O carro sem condutor tem mais uma surpresa reservada para mim. No final da viagem, à medida que nos deslocamos lentamente pelo parque de estacionamento de um restaurante chamado Watershed, o monovolume pára abruptamente: um bando de pombos está no caminho.

É isto um falso positivo? Um sinal de que os veículos autónomos irão travar para cada último animal ou saco de plástico flutuante que entre no seu campo de visão? Não tenho grande amor pelos pombos, mas apoio a prudência do carro. Todas as criaturas grandes e pequenas, afinal.

Later, estou num Uber a caminho do aeroporto. Tenho uma grande conversa com o condutor durante a qual aprendo todo o tipo de factos divertidos sobre a vida em Phoenix (como os haboobs acima mencionados). Isto leva-me a pensar no que perdemos quando ficamos sem condutor. Nem todos os condutores de Uber são dignos de conversar, mas penso que todos podemos concordar que a interacção humana de IRL é uma raça em extinção. Compreendo que esta não é uma opinião universal.

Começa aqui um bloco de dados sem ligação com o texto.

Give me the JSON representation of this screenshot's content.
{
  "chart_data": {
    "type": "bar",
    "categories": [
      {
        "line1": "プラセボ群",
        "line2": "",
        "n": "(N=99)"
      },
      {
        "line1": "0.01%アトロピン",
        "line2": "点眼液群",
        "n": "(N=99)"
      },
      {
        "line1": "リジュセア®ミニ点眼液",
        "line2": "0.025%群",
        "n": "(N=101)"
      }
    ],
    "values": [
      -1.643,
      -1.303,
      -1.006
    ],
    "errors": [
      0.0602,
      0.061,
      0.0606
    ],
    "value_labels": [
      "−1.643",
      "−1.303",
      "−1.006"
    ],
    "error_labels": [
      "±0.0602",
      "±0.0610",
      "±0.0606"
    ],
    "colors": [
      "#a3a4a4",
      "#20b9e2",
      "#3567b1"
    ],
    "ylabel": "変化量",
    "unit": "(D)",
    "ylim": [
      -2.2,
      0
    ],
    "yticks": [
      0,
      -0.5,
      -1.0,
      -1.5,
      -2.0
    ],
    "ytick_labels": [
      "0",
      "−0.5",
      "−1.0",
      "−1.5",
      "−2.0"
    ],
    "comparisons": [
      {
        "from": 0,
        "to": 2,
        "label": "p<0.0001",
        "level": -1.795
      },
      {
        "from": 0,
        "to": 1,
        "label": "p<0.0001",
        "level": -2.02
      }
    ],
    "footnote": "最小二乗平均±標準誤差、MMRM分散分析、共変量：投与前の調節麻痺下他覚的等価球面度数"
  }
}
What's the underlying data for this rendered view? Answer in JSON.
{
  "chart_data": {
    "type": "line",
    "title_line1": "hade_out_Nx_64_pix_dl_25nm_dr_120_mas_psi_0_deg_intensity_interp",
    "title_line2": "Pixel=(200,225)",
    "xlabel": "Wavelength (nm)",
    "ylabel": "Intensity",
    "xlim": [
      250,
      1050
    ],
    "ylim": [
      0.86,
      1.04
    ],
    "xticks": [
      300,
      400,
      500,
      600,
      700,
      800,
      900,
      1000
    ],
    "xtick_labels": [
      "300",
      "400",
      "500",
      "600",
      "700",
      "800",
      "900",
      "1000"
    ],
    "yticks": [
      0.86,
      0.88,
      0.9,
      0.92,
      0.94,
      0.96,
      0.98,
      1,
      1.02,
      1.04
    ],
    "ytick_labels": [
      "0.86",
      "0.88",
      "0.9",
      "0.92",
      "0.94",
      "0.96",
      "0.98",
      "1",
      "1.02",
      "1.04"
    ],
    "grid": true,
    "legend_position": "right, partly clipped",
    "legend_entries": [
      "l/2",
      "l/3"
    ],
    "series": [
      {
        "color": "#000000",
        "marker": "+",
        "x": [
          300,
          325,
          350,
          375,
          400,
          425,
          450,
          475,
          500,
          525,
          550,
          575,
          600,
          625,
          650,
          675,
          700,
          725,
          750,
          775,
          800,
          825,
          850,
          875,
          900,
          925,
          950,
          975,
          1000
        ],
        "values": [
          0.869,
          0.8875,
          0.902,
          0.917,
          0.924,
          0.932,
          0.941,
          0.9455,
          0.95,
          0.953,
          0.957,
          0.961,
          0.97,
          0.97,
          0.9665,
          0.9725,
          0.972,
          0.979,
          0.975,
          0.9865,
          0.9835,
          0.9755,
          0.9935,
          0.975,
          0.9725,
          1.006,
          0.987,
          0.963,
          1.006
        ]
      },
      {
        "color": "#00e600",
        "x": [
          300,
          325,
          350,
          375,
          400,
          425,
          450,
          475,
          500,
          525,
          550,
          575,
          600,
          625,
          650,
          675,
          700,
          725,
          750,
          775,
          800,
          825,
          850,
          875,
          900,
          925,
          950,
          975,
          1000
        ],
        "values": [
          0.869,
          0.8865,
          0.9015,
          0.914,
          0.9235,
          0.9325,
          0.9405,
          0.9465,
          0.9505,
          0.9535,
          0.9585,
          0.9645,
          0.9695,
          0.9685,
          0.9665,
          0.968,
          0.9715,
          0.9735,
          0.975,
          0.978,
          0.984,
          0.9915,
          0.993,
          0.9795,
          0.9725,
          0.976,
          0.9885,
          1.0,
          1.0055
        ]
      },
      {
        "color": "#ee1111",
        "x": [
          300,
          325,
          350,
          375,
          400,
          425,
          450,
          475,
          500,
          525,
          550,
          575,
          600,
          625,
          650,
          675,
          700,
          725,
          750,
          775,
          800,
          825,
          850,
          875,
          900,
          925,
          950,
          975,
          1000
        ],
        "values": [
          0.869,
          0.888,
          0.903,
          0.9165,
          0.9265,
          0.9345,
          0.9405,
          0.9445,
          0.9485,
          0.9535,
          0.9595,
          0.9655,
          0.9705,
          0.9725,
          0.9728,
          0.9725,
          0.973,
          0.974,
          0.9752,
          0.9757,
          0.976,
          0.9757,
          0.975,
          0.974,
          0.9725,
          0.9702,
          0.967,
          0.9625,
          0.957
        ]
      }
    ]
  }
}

Mas esta é uma preocupação trivial. As implicações de carros totalmente sem condutor são alucinantes, independentemente de se acreditar que eles alguma vez se tornarão verdadeiramente mainstream ou permanecerão presos pelas suas minúsculas geofences em cidades de todo o mundo. Os optimistas prevêem passeios tão baratos que a posse de carros pessoais se torna uma coisa do passado. Acabou-se a condução distraída. Acabaram-se os acidentes mortais. Despave os parques de estacionamento, e ponha um paraíso.

Os cépticos torcem as mãos sobre a possibilidade de engarrafamento robotizado, de transportes públicos deixados à naftalina e desmoronados, de carros auto-descarregados a um preço superior para que apenas os mais ricos possam pagar as suas promessas de segurança, de algoritmos escritos de uma forma a brincar aos deuses.

Sejam quais forem os resultados, a tecnologia já não é teórica. Os carros sem condutor estão aqui. Não há volta a dar.

Até 5 de Fevereiro de 2020, 1:29PM ET: As instalações do Waymo em Chandler são de 60.000 pés quadrados. Uma versão anterior desta história tinha um número incorrecto.